Existing UKMEB participants will be invited to participate in this sub-study, by e-mail. They will be provided with information about the study and links to provide consent and fill in online questionnaires. One short online questionnaire is intended to monitor daily symptoms for up to 21 days, during the acute phase of symptomatic COVID-19 infection. The other online questionnaire is intended to monitor symptoms for a longer period of time (up to 12 months). This latter questionnaire is based on the existing UKMEB Participant Questionnaire, but with many fewer questions, to assess symptom severity in the previous seven days.

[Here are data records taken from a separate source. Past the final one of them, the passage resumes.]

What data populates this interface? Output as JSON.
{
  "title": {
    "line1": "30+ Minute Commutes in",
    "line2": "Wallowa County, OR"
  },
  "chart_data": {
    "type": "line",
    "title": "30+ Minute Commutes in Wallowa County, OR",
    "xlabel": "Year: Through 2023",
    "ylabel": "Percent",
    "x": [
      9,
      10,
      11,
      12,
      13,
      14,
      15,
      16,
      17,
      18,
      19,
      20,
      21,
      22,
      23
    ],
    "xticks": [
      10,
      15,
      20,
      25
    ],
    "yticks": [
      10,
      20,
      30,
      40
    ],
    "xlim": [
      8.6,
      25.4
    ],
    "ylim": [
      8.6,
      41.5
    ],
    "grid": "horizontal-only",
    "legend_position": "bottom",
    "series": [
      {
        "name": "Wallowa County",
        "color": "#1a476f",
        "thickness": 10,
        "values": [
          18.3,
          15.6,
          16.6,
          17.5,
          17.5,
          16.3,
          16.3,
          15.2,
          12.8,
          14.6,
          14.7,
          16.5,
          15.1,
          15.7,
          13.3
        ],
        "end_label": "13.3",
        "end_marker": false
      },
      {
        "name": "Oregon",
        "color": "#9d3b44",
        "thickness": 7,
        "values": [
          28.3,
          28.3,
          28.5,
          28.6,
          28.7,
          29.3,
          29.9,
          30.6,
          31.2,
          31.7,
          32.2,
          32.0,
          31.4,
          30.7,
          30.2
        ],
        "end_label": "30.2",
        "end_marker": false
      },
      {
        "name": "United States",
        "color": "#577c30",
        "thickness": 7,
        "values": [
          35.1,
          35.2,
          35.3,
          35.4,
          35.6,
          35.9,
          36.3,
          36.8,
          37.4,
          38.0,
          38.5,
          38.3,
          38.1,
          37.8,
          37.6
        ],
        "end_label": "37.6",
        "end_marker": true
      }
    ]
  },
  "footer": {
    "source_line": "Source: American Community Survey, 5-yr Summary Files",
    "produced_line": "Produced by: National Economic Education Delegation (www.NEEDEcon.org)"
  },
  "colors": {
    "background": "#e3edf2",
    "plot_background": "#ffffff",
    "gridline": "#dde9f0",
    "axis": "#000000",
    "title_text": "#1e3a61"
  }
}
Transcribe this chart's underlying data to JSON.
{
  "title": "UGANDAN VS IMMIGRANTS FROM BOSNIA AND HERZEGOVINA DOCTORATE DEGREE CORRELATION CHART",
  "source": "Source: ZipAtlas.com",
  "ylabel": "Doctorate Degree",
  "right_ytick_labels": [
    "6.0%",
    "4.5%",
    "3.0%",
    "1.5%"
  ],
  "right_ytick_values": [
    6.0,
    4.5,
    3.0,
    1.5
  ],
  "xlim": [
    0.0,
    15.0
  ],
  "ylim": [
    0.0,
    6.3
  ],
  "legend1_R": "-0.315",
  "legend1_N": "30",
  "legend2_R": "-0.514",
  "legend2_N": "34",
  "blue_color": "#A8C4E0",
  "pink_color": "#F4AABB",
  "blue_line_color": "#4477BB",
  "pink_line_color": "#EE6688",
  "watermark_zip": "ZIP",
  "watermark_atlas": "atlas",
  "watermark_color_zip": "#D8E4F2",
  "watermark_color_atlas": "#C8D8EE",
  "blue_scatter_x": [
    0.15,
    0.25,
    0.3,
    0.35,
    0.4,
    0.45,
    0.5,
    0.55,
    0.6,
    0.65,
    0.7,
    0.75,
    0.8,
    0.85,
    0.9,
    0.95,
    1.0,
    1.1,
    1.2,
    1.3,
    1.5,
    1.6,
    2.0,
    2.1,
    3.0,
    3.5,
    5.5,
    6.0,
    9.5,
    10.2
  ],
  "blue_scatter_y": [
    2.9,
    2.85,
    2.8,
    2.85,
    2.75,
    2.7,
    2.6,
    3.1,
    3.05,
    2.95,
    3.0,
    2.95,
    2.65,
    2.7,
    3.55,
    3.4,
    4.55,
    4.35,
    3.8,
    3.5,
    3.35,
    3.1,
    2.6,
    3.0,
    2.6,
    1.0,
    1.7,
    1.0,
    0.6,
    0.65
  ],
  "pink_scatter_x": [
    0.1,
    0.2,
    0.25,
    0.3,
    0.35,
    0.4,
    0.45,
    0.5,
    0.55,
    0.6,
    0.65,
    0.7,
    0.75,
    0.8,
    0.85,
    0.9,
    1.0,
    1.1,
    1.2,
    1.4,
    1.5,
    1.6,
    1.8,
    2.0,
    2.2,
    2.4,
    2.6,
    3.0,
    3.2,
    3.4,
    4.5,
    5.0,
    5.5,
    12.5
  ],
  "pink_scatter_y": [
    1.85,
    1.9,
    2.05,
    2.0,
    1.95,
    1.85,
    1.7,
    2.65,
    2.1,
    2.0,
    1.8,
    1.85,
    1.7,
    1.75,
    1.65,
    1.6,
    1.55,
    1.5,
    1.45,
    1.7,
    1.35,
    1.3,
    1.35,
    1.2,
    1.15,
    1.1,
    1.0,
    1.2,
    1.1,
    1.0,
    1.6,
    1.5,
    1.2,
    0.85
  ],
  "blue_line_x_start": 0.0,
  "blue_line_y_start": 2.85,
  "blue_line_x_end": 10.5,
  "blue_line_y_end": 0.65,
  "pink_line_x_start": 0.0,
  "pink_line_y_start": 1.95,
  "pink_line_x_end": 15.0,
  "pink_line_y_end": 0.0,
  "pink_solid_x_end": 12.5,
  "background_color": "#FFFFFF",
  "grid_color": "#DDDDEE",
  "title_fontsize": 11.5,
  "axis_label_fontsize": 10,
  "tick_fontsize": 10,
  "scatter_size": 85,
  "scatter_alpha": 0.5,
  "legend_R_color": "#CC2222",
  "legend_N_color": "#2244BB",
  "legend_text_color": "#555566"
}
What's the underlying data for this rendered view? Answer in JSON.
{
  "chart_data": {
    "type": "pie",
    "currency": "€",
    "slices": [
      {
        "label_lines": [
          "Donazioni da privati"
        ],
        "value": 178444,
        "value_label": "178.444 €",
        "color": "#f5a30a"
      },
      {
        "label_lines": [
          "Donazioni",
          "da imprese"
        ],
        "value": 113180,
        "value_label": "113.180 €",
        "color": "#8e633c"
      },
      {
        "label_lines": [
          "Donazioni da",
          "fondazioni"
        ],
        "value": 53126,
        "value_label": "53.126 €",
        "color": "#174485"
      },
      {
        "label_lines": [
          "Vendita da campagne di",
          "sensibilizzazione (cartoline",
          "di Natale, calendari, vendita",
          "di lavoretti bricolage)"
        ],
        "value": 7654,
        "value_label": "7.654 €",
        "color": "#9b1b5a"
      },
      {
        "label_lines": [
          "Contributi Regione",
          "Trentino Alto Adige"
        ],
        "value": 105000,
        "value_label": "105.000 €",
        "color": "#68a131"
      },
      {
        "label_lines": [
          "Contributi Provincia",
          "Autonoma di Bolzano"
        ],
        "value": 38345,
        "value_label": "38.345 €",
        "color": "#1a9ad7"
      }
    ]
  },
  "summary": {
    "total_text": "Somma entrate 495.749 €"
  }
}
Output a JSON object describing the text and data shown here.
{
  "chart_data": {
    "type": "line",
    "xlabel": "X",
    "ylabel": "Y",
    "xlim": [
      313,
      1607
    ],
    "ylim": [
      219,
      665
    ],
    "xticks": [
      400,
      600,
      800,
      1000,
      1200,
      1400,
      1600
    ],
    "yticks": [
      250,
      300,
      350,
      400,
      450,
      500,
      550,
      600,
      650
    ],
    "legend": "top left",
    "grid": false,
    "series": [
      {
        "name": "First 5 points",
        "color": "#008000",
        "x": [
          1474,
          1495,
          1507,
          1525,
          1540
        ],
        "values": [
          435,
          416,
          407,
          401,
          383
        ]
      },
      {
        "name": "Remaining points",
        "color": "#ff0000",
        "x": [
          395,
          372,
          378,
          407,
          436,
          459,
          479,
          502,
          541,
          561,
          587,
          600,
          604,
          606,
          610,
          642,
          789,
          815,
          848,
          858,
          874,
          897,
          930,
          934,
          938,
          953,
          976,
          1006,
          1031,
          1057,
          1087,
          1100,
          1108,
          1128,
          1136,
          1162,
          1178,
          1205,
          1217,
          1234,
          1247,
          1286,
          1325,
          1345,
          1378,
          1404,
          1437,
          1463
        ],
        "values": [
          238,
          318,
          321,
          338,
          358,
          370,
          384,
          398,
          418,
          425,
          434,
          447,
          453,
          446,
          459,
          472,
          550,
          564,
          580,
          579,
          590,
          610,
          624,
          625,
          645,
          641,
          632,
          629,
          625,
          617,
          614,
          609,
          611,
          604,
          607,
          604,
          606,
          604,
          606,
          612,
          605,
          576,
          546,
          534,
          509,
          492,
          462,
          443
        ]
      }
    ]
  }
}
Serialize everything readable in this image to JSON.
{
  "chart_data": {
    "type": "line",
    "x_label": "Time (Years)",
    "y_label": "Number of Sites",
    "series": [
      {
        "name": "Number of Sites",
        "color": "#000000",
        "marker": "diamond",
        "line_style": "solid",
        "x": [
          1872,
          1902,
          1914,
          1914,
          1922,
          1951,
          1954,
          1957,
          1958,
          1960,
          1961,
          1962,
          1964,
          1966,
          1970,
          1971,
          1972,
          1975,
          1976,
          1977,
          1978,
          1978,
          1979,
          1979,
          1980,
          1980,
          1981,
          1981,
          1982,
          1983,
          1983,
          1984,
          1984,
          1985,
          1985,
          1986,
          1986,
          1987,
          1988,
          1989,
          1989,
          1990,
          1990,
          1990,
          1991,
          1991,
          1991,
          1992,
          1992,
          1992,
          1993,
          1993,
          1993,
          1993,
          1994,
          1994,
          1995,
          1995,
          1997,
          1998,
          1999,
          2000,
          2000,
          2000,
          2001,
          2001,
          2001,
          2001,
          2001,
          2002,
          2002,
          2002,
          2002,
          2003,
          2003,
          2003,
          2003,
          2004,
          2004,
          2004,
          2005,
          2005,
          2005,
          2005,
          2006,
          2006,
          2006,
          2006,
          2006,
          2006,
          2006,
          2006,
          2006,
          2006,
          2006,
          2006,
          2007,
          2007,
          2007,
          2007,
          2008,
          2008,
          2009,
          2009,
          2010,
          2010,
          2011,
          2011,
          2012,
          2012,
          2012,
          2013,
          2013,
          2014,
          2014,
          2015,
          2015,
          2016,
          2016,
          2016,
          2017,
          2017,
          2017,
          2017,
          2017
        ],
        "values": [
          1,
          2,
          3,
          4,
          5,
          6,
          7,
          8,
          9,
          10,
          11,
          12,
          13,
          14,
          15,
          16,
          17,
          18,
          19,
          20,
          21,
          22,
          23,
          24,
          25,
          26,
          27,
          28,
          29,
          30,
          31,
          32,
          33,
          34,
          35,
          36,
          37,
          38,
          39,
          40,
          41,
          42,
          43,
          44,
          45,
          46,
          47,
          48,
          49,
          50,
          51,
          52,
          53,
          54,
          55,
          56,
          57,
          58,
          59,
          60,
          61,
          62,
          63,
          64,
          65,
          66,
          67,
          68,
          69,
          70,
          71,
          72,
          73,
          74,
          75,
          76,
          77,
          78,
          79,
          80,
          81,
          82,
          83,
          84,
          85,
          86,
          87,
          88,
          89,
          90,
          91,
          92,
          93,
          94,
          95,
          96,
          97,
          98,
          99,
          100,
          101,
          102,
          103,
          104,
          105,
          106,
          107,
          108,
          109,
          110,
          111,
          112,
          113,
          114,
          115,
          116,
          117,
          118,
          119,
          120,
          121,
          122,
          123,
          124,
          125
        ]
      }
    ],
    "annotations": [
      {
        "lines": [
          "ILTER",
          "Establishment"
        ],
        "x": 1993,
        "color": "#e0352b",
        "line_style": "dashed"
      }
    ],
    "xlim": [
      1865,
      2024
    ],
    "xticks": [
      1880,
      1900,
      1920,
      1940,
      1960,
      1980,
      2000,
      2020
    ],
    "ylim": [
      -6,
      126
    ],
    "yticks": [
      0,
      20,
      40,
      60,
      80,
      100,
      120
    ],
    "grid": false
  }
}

We will present average trajectories of symptoms during the study time according to disease group (ME/MS/healthy) and whether the COVID-19 diagnosis was confirmed or only suspected and, within patient sub-cohorts according to severity of their chronic disease (i.e. moderate vs severe). Differences at specific time-points and in overall trajectories will be assessed to identify the change in symptomology during and after COVID-19 as compared to before COVID-19 (within-individuals) compared to other disease groups (between individuals). We will also compare the post- COVID-19 time-points and trajectory of symptoms with those in the cohort who did not develop COVID-19, as a full cohort and by disease group.

Separately, we have also been following research about people who may be at risk of contracting ME/CFS after COVID-19, such as that from the University of Leicester. This research is still at a very early stage, but the team is rapidly developing ideas and exploring funding opportunities to research ME/CFS after COVID-19 with a new cohort of participants, in the UK and worldwide.